Durch die Berührung mit der internationalen Fluxus-Bewegung begab sich Berty Skuber seit Mitte der neunziger Jahre bis heute auf den unendlichen Weg einer Jägerin und Sammlerin. Skuber konnte Freunde, Bekannte und auch Fremde in der ganzen Welt einbinden in eine Art kollaboratives Projekt, die ihr die unterschiedlichsten Dinge zusandten, die die Künstlerin vorher mit ihnen thematisiert hatte.
Beispielsweise werden unterschiedliche Labels von Bekleidung, abgetrennt von ihrem Trägermaterial, als kleine kunstvolle Embleme thematisch zusammengestellt, wodurch sie eine neue Ästhetik erreichen.

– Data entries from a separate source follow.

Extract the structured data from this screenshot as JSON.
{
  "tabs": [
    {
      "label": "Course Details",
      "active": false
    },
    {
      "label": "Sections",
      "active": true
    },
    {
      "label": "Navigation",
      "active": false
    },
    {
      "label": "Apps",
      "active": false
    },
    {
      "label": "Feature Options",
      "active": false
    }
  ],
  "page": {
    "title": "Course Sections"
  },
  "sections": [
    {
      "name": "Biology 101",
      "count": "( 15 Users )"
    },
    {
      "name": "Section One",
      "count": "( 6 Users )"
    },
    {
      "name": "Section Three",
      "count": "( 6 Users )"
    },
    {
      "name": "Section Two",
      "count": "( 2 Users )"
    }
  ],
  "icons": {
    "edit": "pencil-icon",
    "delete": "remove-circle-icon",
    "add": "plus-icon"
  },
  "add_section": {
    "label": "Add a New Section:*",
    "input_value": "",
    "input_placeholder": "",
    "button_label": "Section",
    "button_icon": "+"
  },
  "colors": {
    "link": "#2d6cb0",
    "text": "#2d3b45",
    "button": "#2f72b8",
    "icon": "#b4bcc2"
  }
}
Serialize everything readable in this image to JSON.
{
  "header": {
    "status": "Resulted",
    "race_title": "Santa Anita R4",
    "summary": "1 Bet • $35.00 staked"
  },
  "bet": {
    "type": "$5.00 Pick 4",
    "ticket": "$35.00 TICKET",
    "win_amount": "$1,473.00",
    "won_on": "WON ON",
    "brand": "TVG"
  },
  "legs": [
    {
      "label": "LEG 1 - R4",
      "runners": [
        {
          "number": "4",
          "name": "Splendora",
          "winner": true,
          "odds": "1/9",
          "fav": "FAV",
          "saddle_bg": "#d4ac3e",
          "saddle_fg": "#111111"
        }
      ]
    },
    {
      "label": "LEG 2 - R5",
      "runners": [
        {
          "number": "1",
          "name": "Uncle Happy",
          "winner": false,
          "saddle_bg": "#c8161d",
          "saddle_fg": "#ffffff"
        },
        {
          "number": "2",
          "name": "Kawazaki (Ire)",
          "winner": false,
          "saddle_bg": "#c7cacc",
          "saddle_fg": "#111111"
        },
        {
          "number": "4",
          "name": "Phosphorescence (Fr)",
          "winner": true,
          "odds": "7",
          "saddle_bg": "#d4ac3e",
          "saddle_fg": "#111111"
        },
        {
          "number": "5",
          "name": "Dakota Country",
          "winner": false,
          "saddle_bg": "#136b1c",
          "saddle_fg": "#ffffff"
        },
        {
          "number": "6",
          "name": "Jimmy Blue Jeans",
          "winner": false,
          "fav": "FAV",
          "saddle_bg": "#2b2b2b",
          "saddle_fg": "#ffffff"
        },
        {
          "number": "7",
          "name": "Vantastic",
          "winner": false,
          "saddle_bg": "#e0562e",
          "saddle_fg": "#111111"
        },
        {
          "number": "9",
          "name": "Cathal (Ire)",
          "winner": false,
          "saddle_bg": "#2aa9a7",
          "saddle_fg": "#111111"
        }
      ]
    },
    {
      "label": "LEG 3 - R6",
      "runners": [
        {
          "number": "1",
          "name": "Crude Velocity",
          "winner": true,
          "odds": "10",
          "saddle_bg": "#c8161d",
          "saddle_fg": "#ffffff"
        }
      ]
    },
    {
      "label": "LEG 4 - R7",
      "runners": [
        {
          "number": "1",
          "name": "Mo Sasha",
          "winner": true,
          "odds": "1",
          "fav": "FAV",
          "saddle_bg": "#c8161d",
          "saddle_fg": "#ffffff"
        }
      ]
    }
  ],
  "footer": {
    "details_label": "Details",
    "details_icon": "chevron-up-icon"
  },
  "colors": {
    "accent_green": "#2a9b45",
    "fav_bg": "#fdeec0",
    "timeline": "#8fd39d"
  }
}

Nach dem gleichem Gestaltungsprinzip stellt Skuber - nachdem ihr aufgefallen war, wie wenig Frauen auf Briefmarken dargestellt werden - Briefmarkenserien in einen bestimmten Zusammenhang. Die Serie entstand in den Jahren 2004 bis 2008. Namen wie Marilyn Monroe (1926 – 1962), Bessie Coleman (1892 - 1926, die erste Afroamerikanerin mit einem internationalen Pilotenschein), Greta Garbo (1905 – 1990), Lady Di (1961 – 1997) oder Clara Maass (1876 – 1901, eine amerikanische Krankenschwester, die durch freiwillige medizinische Experimente am Gelbfieber starb) seien hier nur stellvertretend genannt.

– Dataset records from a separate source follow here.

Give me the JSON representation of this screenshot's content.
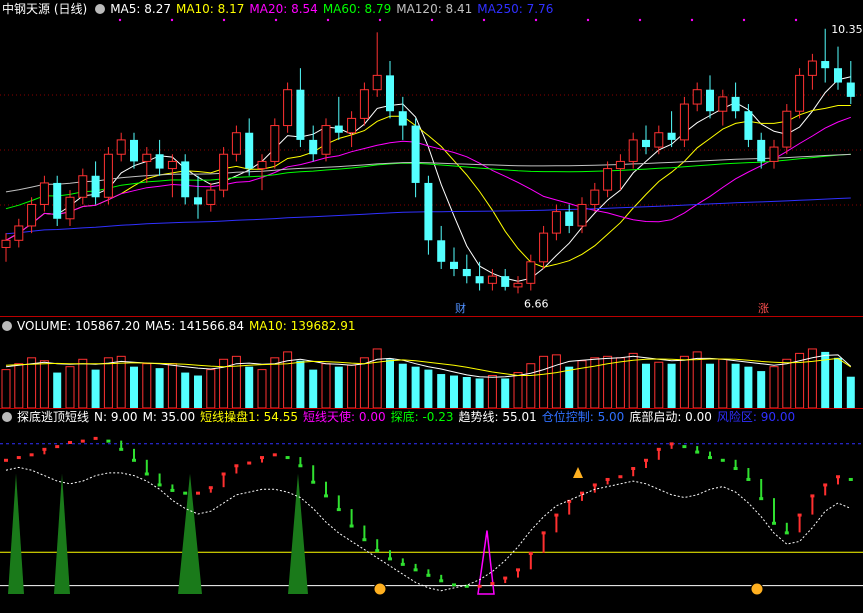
{
  "price_panel": {
    "title": "中钢天源 (日线)",
    "ma": [
      {
        "label": "MA5: 8.27",
        "color": "#ffffff"
      },
      {
        "label": "MA10: 8.17",
        "color": "#ffff00"
      },
      {
        "label": "MA20: 8.54",
        "color": "#ff00ff"
      },
      {
        "label": "MA60: 8.79",
        "color": "#00ff00"
      },
      {
        "label": "MA120: 8.41",
        "color": "#c0c0c0"
      },
      {
        "label": "MA250: 7.76",
        "color": "#3030ff"
      }
    ],
    "high_label": "10.35",
    "low_label": "6.66",
    "marker_cai": "财",
    "marker_zhang": "涨"
  },
  "volume_panel": {
    "label_vol": "VOLUME: 105867.20",
    "label_ma5": "MA5: 141566.84",
    "label_ma10": "MA10: 139682.91"
  },
  "indicator_panel": {
    "title": "探底逃顶短线",
    "items": [
      {
        "label": "N: 9.00",
        "color": "#ffffff"
      },
      {
        "label": "M: 35.00",
        "color": "#ffffff"
      },
      {
        "label": "短线操盘1: 54.55",
        "color": "#ffff00"
      },
      {
        "label": "短线天使: 0.00",
        "color": "#ff00ff"
      },
      {
        "label": "探底: -0.23",
        "color": "#00ff00"
      },
      {
        "label": "趋势线: 55.01",
        "color": "#ffffff"
      },
      {
        "label": "仓位控制: 5.00",
        "color": "#3070ff"
      },
      {
        "label": "底部启动: 0.00",
        "color": "#ffffff"
      },
      {
        "label": "风险区: 90.00",
        "color": "#3030ff"
      }
    ]
  },
  "chart_data": [
    {
      "type": "candlestick",
      "ohlc": [
        [
          7.3,
          7.5,
          7.1,
          7.4
        ],
        [
          7.4,
          7.7,
          7.3,
          7.6
        ],
        [
          7.6,
          8.0,
          7.5,
          7.9
        ],
        [
          7.9,
          8.3,
          7.8,
          8.2
        ],
        [
          8.2,
          8.3,
          7.6,
          7.7
        ],
        [
          7.7,
          8.1,
          7.6,
          8.0
        ],
        [
          8.0,
          8.4,
          7.9,
          8.3
        ],
        [
          8.3,
          8.5,
          7.9,
          8.0
        ],
        [
          8.0,
          8.7,
          7.9,
          8.6
        ],
        [
          8.6,
          8.9,
          8.5,
          8.8
        ],
        [
          8.8,
          8.9,
          8.4,
          8.5
        ],
        [
          8.5,
          8.7,
          8.2,
          8.6
        ],
        [
          8.6,
          8.8,
          8.3,
          8.4
        ],
        [
          8.4,
          8.6,
          8.0,
          8.5
        ],
        [
          8.5,
          8.6,
          7.9,
          8.0
        ],
        [
          8.0,
          8.3,
          7.7,
          7.9
        ],
        [
          7.9,
          8.2,
          7.8,
          8.1
        ],
        [
          8.1,
          8.7,
          8.0,
          8.6
        ],
        [
          8.6,
          9.0,
          8.5,
          8.9
        ],
        [
          8.9,
          9.1,
          8.3,
          8.4
        ],
        [
          8.4,
          8.6,
          8.1,
          8.5
        ],
        [
          8.5,
          9.1,
          8.4,
          9.0
        ],
        [
          9.0,
          9.6,
          8.9,
          9.5
        ],
        [
          9.5,
          9.8,
          8.7,
          8.8
        ],
        [
          8.8,
          9.0,
          8.5,
          8.6
        ],
        [
          8.6,
          9.1,
          8.5,
          9.0
        ],
        [
          9.0,
          9.4,
          8.8,
          8.9
        ],
        [
          8.9,
          9.2,
          8.7,
          9.1
        ],
        [
          9.1,
          9.6,
          9.0,
          9.5
        ],
        [
          9.5,
          10.3,
          9.4,
          9.7
        ],
        [
          9.7,
          9.9,
          9.1,
          9.2
        ],
        [
          9.2,
          9.4,
          8.8,
          9.0
        ],
        [
          9.0,
          9.1,
          8.0,
          8.2
        ],
        [
          8.2,
          8.3,
          7.2,
          7.4
        ],
        [
          7.4,
          7.6,
          7.0,
          7.1
        ],
        [
          7.1,
          7.3,
          6.9,
          7.0
        ],
        [
          7.0,
          7.2,
          6.8,
          6.9
        ],
        [
          6.9,
          7.1,
          6.7,
          6.8
        ],
        [
          6.8,
          7.0,
          6.7,
          6.9
        ],
        [
          6.9,
          7.0,
          6.7,
          6.75
        ],
        [
          6.75,
          6.9,
          6.66,
          6.8
        ],
        [
          6.8,
          7.2,
          6.7,
          7.1
        ],
        [
          7.1,
          7.6,
          7.0,
          7.5
        ],
        [
          7.5,
          7.9,
          7.4,
          7.8
        ],
        [
          7.8,
          7.9,
          7.5,
          7.6
        ],
        [
          7.6,
          8.0,
          7.5,
          7.9
        ],
        [
          7.9,
          8.2,
          7.8,
          8.1
        ],
        [
          8.1,
          8.5,
          8.0,
          8.4
        ],
        [
          8.4,
          8.6,
          8.1,
          8.5
        ],
        [
          8.5,
          8.9,
          8.4,
          8.8
        ],
        [
          8.8,
          9.0,
          8.6,
          8.7
        ],
        [
          8.7,
          9.0,
          8.6,
          8.9
        ],
        [
          8.9,
          9.2,
          8.7,
          8.8
        ],
        [
          8.8,
          9.4,
          8.7,
          9.3
        ],
        [
          9.3,
          9.6,
          9.2,
          9.5
        ],
        [
          9.5,
          9.7,
          9.1,
          9.2
        ],
        [
          9.2,
          9.5,
          9.0,
          9.4
        ],
        [
          9.4,
          9.6,
          9.1,
          9.2
        ],
        [
          9.2,
          9.3,
          8.7,
          8.8
        ],
        [
          8.8,
          8.9,
          8.4,
          8.5
        ],
        [
          8.5,
          8.8,
          8.4,
          8.7
        ],
        [
          8.7,
          9.3,
          8.6,
          9.2
        ],
        [
          9.2,
          9.8,
          9.1,
          9.7
        ],
        [
          9.7,
          10.0,
          9.5,
          9.9
        ],
        [
          9.9,
          10.35,
          9.6,
          9.8
        ],
        [
          9.8,
          10.1,
          9.5,
          9.6
        ],
        [
          9.6,
          9.9,
          9.3,
          9.4
        ]
      ],
      "ylim": [
        6.4,
        10.5
      ]
    },
    {
      "type": "bar",
      "series": [
        {
          "name": "VOLUME",
          "values": [
            130,
            150,
            170,
            160,
            120,
            140,
            165,
            130,
            170,
            175,
            140,
            150,
            135,
            150,
            120,
            110,
            130,
            165,
            175,
            140,
            130,
            170,
            190,
            160,
            130,
            150,
            140,
            145,
            170,
            200,
            165,
            150,
            140,
            130,
            115,
            110,
            105,
            100,
            110,
            100,
            120,
            150,
            175,
            180,
            140,
            160,
            170,
            175,
            170,
            185,
            150,
            155,
            150,
            175,
            190,
            150,
            165,
            150,
            140,
            125,
            140,
            165,
            185,
            200,
            190,
            170,
            106
          ]
        },
        {
          "name": "MA5",
          "values": [
            140,
            145,
            150,
            155,
            150,
            148,
            150,
            148,
            152,
            158,
            155,
            152,
            150,
            145,
            140,
            135,
            132,
            138,
            150,
            152,
            148,
            150,
            160,
            165,
            158,
            150,
            148,
            145,
            150,
            165,
            168,
            162,
            150,
            140,
            132,
            122,
            112,
            106,
            104,
            106,
            110,
            118,
            130,
            145,
            158,
            162,
            165,
            168,
            170,
            175,
            170,
            165,
            160,
            162,
            168,
            168,
            165,
            160,
            155,
            150,
            145,
            150,
            160,
            170,
            178,
            180,
            141
          ]
        },
        {
          "name": "MA10",
          "values": [
            145,
            147,
            148,
            150,
            151,
            150,
            150,
            150,
            150,
            152,
            153,
            152,
            151,
            150,
            148,
            145,
            142,
            140,
            142,
            145,
            147,
            148,
            150,
            155,
            158,
            157,
            155,
            152,
            150,
            155,
            160,
            163,
            160,
            155,
            150,
            145,
            138,
            130,
            122,
            116,
            110,
            110,
            114,
            120,
            128,
            135,
            142,
            150,
            156,
            162,
            165,
            166,
            165,
            163,
            164,
            166,
            166,
            165,
            162,
            158,
            155,
            153,
            154,
            158,
            163,
            168,
            139
          ]
        }
      ]
    }
  ]
}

Ausgangspunkt für andere Kunstwerke ist für Berty Skuber auch die Fotografie. Das Polaroid-Projekt „Abacus/ Reservoir“, aus dem Zeitraum von 2003 bis 2010 dokumentiert in einer Fotoserie die sukzessive Veränderung einer landschaftlichen Gegebenheit in bestimmten Abständen im Verlauf der Jahreszeiten. Das Zusammenstellen dieser Fotos zeigt Abstand zu den Dingen und impliziert eine neue Sehweise altgewohnter Strukturen.
Das Gleiche gilt für ihr Projekt „London: A Poem, 2009“, wo Skuber bei einer Begehung der Stadt London die dort im Asphalt oder in der Pflasterung eingelassenen Schachtdeckel der Kanalisation ablichtete. Durch die serielle Anordnung der Fotos ergibt sich eine ungewohnte Ästhetik für den Betrachter dieser ansonsten unbeachteten Objekte, die man erst bei aufmerksamen Hinschauen entdeckt.

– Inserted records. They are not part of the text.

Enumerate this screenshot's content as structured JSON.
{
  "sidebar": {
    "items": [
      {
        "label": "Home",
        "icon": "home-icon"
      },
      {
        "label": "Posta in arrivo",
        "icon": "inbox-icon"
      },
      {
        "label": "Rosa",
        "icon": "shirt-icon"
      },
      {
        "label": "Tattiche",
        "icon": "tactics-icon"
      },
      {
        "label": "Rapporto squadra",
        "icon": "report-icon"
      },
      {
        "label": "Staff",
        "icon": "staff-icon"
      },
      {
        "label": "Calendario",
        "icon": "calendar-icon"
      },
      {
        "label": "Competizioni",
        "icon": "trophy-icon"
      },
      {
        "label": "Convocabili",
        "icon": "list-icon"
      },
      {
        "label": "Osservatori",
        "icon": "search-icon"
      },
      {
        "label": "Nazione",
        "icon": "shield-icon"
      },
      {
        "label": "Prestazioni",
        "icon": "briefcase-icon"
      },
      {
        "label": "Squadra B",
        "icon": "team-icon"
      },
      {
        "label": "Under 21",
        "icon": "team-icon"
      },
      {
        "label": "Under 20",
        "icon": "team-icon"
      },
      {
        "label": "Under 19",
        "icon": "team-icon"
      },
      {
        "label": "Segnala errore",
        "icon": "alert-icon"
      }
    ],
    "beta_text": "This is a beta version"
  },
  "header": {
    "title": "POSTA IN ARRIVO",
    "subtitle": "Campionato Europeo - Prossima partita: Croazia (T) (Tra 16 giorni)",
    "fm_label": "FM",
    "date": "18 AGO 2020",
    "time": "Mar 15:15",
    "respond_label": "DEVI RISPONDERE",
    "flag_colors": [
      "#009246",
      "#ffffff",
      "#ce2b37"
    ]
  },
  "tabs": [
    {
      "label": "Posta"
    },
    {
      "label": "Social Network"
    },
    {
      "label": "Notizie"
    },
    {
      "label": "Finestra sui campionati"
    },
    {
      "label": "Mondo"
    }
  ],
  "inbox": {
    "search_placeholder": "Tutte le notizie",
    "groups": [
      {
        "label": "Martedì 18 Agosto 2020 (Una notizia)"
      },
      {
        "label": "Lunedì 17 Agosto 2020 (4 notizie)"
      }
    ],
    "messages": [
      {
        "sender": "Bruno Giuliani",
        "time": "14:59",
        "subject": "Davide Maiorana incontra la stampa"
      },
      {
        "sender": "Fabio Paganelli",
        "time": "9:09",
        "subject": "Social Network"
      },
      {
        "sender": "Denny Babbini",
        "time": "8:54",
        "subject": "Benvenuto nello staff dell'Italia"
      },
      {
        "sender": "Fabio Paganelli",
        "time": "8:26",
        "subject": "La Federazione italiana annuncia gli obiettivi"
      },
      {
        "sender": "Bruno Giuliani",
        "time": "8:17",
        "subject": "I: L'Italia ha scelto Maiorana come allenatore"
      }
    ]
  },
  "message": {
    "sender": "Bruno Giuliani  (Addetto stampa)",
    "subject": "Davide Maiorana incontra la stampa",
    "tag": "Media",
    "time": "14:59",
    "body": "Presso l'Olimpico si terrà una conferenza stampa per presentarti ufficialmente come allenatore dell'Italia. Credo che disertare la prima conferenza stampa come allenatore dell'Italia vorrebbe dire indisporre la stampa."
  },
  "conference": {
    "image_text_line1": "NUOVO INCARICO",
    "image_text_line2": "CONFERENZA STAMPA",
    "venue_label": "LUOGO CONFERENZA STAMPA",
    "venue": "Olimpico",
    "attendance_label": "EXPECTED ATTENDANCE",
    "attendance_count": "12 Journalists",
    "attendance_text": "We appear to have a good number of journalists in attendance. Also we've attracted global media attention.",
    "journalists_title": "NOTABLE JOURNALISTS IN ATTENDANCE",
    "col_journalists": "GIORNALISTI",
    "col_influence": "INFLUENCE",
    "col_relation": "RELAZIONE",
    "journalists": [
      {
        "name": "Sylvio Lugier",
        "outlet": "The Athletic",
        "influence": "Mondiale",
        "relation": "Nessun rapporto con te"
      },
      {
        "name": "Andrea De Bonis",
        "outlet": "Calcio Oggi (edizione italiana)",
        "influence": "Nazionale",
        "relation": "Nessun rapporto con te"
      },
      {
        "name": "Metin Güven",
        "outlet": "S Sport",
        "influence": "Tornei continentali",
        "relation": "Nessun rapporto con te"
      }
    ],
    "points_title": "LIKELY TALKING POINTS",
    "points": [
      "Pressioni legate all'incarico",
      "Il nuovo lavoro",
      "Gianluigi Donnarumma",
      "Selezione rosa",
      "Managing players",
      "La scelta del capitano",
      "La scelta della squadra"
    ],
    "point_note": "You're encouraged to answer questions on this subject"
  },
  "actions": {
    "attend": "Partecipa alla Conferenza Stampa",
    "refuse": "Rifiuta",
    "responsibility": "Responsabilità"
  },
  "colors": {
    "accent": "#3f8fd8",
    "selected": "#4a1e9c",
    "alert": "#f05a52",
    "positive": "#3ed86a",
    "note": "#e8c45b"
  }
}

Durch ihre Sammelleidenschaft richtet Berty Skuber ihre Aufmerksamkeit auf die kaleidoskopischen Vorgänge der Außenwelt. Ihr Reservoir, auch „Berty’s Bazaar“ genannt, spiegelt eine elementare Begrifflichkeit von den Dingen wider. Wie in Boxen der Erinnerungen werden in Wechselrahmen oder auch in Form von endlos erscheinenden Leporelli Fragmente aus früheren Arbeiten collagiert. Dabei verwendet sie kleine Schnittmuster – in Erinnerung an ihren Vater, der Maler und Schneider war -, die mit feiner Tusche verändert und umgedeutet werden. Ein ständiges Arbeiten in langlebigen Prozessen.
Die Leporelli wirken wie Tagebucheinträge, manche sind mit dem Titel „Mandalas“ überschrieben. „Mandalas Colors“ von 2013 weist in Aquarelltechnik eng überlagert farbige Strichführungen auf, die wie ein bunter Teppich angelegt sind.
In ihren figuralen und geometrischen Schaubildern des Werkkomplexes „Games & Epicycles“, die meist kreisrund und stets auf ein Zentrum orientiert ausgerichtet sind, schafft es Berty Skuber den Betrachter durch bestimmte Farben und Formen in seiner Psyche anzusprechen und zu stimulieren. Quasi eine Erweiterung des ursprünglichen Gedankens der Mandalas, die das gesamte Universum mit Himmel, Erde und Unterwelt verkörpern. Die frühere Arbeit der Londoner Kanaldeckel zeigt bereits diesen Anreiz.
Auch Fotos, Briefe, Marken, Labels, Zeichnungen sowie Grafiken werden einer kalligrafischen Umarbeitung unterworfen. Skuber spielt mit der Zeichnung, dem Aquarell, der Fotografie, vor allem aber mit der Schrift und der Schriftgrafik, wobei ihr Vorgehen dabei meist assoziativ ist. Im Zusammenspiel der Kompositionselemente entwickelt sich für den Betrachter eine eigene neue Poesie.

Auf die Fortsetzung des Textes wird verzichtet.